JACKSONVILLE — An increasing rate of interest is being paid to the 154-year-old Beekman Bank after its vault appeared to shift in the last year.

Medford historian Ben Truwe says old pictures indicate the vault had less of a lean and the surrounding wall had less cracking than they do now. The far left corner of the walk-in vault, where one of two safes inside the building reside, slumps lower than its three counterpart corners.

Truwe and Jacksonville historian Larry Smith inspected the vault Tuesday, armed with a level and accompanied by Carolyn Kingsnorth, president of Historic Jacksonville Inc., and Jacksonville city Buildings Superintendent Tom Glover.

"When I look at pictures at home, the wooden frame along the doorway lines up with the stones. When I look in person, they don't line up the same anymore," Truwe says, placing his level on one of the shelves in the vault.

The bank is the oldest wooden building in town and was built in 1863 by Cornelius Beekman, who began buying gold in Jacksonville in 1856. More than $10 million in gold crossed over the bank's counter until it closed in 1912. Remaining "gold pokes" are still on site, unclaimed by their depositors.

Beekman, who died in 1915, directed that the bank become a museum in his will. His son, Ben, turned it over to the Oregon Historical Society, which later gave it to the Southern Oregon Historical Society.

The society gave it to Jackson County but retained ownership of the artifacts. The building fell into city ownership in 2012.

Kingsnorth says a city engineer inspected the vault last year and decided it was "probably OK."

Truwe says Beekman, well into his 80s when he closed the bank, likely wouldn't have been able to use the safe if such settling had occurred at that time.

"There are cracks that are showing up and you can barely open the safe inside the vault because it's leaning so much that you really have to wrestle this door open," Truwe says.

"I don't believe that Beekman, at 80 years of age, was wrestling that door open every day."

Glover, who marvels at the condition of the bank overall, suggests it's not entirely unlikely.

"You've got to remember this guy went to Yreka two times a week on a mule," he quips.

"People were a lot tougher than they are today."

Glover says while the city is tasked with "keeping it dry" and ensuring any issues are addressed, funding is limited for additional inspections such as possible ground penetrating radar that could look for hollow spots under the bank.

Glover acknowledges concerns about old "glory holes," makeshift mines created by residents looking for gold during the Great Depression of the 1930s, but says digging beneath a bank seemed unlikely in any era.

"If someone was foolish enough to be digging under a vault, they had to have been a bank robber," Glover says.
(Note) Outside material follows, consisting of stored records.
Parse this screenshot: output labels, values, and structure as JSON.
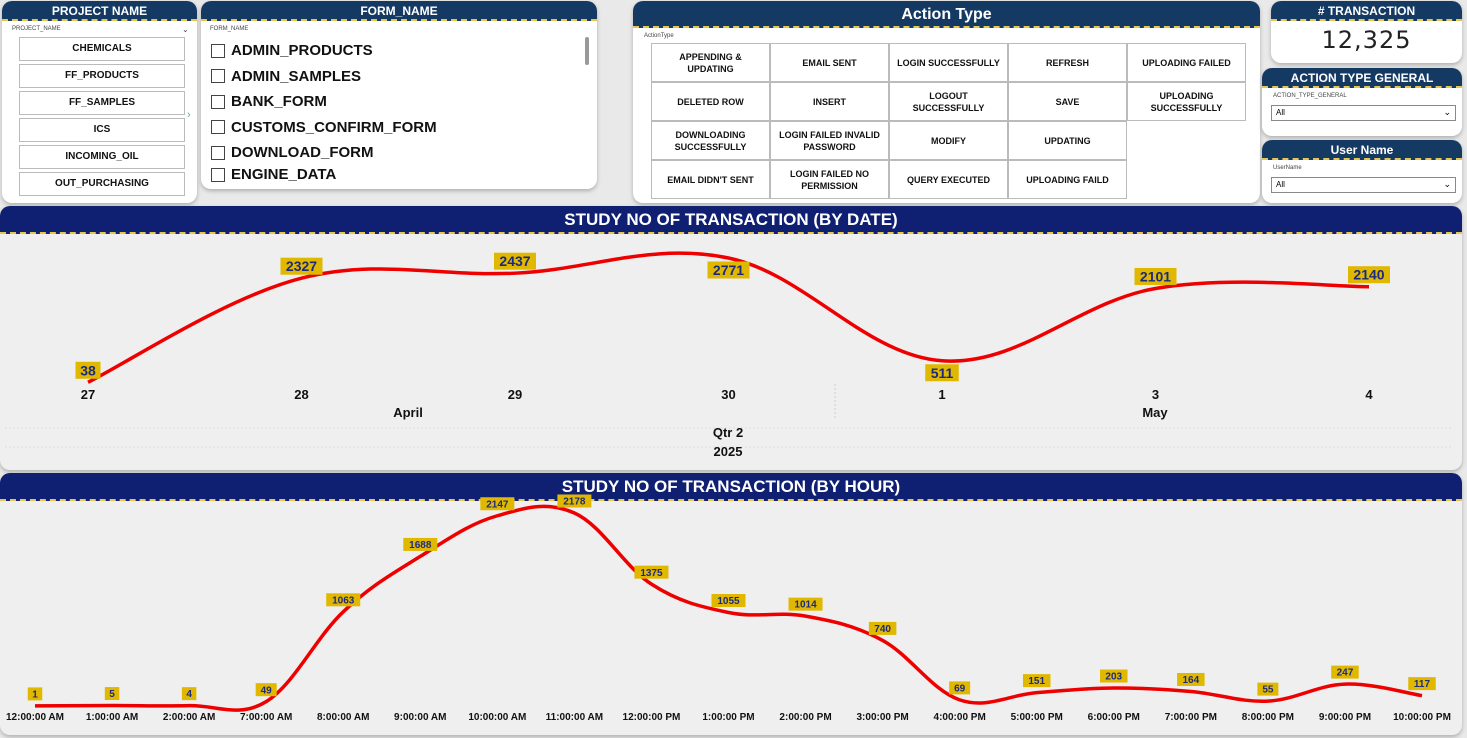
{
  "project": {
    "title": "PROJECT NAME",
    "field_label": "PROJECT_NAME",
    "items": [
      "CHEMICALS",
      "FF_PRODUCTS",
      "FF_SAMPLES",
      "ICS",
      "INCOMING_OIL",
      "OUT_PURCHASING"
    ]
  },
  "form": {
    "title": "FORM_NAME",
    "field_label": "FORM_NAME",
    "items": [
      "ADMIN_PRODUCTS",
      "ADMIN_SAMPLES",
      "BANK_FORM",
      "CUSTOMS_CONFIRM_FORM",
      "DOWNLOAD_FORM",
      "ENGINE_DATA"
    ]
  },
  "action": {
    "title": "Action Type",
    "field_label": "ActionType",
    "items": [
      "APPENDING & UPDATING",
      "EMAIL SENT",
      "LOGIN SUCCESSFULLY",
      "REFRESH",
      "UPLOADING FAILED",
      "DELETED ROW",
      "INSERT",
      "LOGOUT SUCCESSFULLY",
      "SAVE",
      "UPLOADING SUCCESSFULLY",
      "DOWNLOADING SUCCESSFULLY",
      "LOGIN FAILED INVALID PASSWORD",
      "MODIFY",
      "UPDATING",
      "EMAIL DIDN'T SENT",
      "LOGIN FAILED NO PERMISSION",
      "QUERY EXECUTED",
      "UPLOADING FAILD"
    ]
  },
  "kpi": {
    "title": "# TRANSACTION",
    "value": "12,325"
  },
  "action_general": {
    "title": "ACTION TYPE GENERAL",
    "field_label": "ACTION_TYPE_GENERAL",
    "selected": "All"
  },
  "user": {
    "title": "User Name",
    "field_label": "UserName",
    "selected": "All"
  },
  "chart_data": [
    {
      "type": "line",
      "title": "STUDY NO OF TRANSACTION (BY DATE)",
      "categories": [
        "27",
        "28",
        "29",
        "30",
        "1",
        "3",
        "4"
      ],
      "values": [
        38,
        2327,
        2437,
        2771,
        511,
        2101,
        2140
      ],
      "x_groups": [
        {
          "label": "April",
          "span": [
            0,
            3
          ]
        },
        {
          "label": "May",
          "span": [
            4,
            6
          ]
        }
      ],
      "quarter": "Qtr 2",
      "year": "2025"
    },
    {
      "type": "line",
      "title": "STUDY NO OF TRANSACTION (BY HOUR)",
      "categories": [
        "12:00:00 AM",
        "1:00:00 AM",
        "2:00:00 AM",
        "7:00:00 AM",
        "8:00:00 AM",
        "9:00:00 AM",
        "10:00:00 AM",
        "11:00:00 AM",
        "12:00:00 PM",
        "1:00:00 PM",
        "2:00:00 PM",
        "3:00:00 PM",
        "4:00:00 PM",
        "5:00:00 PM",
        "6:00:00 PM",
        "7:00:00 PM",
        "8:00:00 PM",
        "9:00:00 PM",
        "10:00:00 PM"
      ],
      "values": [
        1,
        5,
        4,
        49,
        1063,
        1688,
        2147,
        2178,
        1375,
        1055,
        1014,
        740,
        69,
        151,
        203,
        164,
        55,
        247,
        117
      ]
    }
  ],
  "colors": {
    "line": "#ee0000",
    "label_bg": "#e0b800",
    "label_text": "#1b2a80",
    "header_dark": "#143a63",
    "panel_header": "#0f1f72"
  }
}
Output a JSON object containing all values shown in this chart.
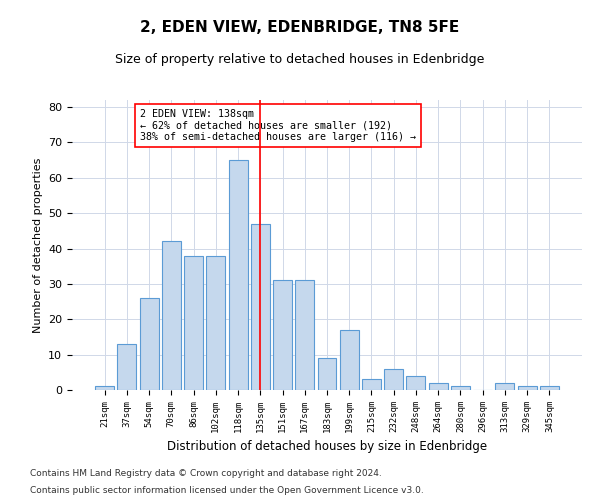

Smith says the local library is rumored to have a map drawn in the 1970s based on the memories and photos of old-timers. A handful of glory holes, Smith says, have collapsed into the earth since the early 1980s.

"One fell in across the street against the mercantile building — took quite a few loads of granite to fill it up — and there was another near the Mexican restaurant when the whole street collapsed in, I think it was '84," Smith says.

"The one by the post office that collapsed, there had been a big mine where the parking lot is now."

Smith says Truwe's concerns alone are reason to inspect the vault further.

"If Ben Truwe is concerned about something, it's something we need to worry about," Smith says.

"The city doesn't seem to have too much concern, but remember this thing is heavy and putting a huge amount of weight on those rocks underneath. It's leaning a certain way and if it goes, it'll take the building next door down with it."

Having alerted at least one neighbor to the vault situation, Truwe remains unamused by the lack of concern.

"I guess I'm a horrible alarmist," he quips.

"What we have at this point are a lot of assumptions," he says. "But the hard data tells us that the vault is out of level now. It has likely occurred since the building presumably closed for good in 1915 when Beekman was gone, and that if the vault settles further or comes down, it's going to cause some serious issues."